Fine-tuning a pre-trained model is where we teach it a specific task. The model builds on its strong foundation of knowledge and learns a narrow task - like teaching it to decode legal jargon.
Fine-tuning needs a significant number of training examples showing it inputs-output pairs so it learns the task effectively. Understandably, this is time-consuming to create the dataset.
Instruction-tuning is a newer approach where we draft a set of instructions that describe how to perform a task.
Often, combining fine-tuning and instruction tuning results in more powerful and accurate models, by effectively teaching it a new domain followed by specific instruction-following capability.
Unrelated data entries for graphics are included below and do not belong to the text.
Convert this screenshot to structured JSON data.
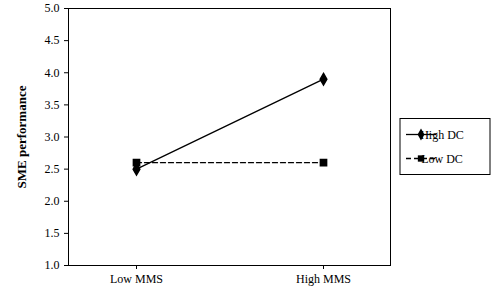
{
  "chart_data": {
    "type": "line",
    "categories": [
      "Low MMS",
      "High MMS"
    ],
    "y_label": "SME performance",
    "ylim": [
      1,
      5
    ],
    "yticks": [
      1,
      1.5,
      2,
      2.5,
      3,
      3.5,
      4,
      4.5,
      5
    ],
    "grid": false,
    "legend": "right",
    "series": [
      {
        "name": "High DC",
        "color": "#000000",
        "marker": "diamond",
        "line_style": "solid",
        "values": [
          2.5,
          3.9
        ]
      },
      {
        "name": "Low DC",
        "color": "#000000",
        "marker": "square",
        "line_style": "dashed",
        "values": [
          2.6,
          2.6
        ]
      }
    ]
  }
}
In-context Learning is the technical (fancy) term for what we all do with the ChatGPT web app when we task it with doing things for us, essentially boiling down to prompt engineering. It could be zero-shot learning with just the instructions or few-shot learning where we include a few example to further specify the objective.
It is termed ‘in-context’ as we are specifying the task and examples within it’s context, via the prompt. In doing so, the model is learning about the new task without having to change any of its parameters as is the case with pre-training or fine-tuning.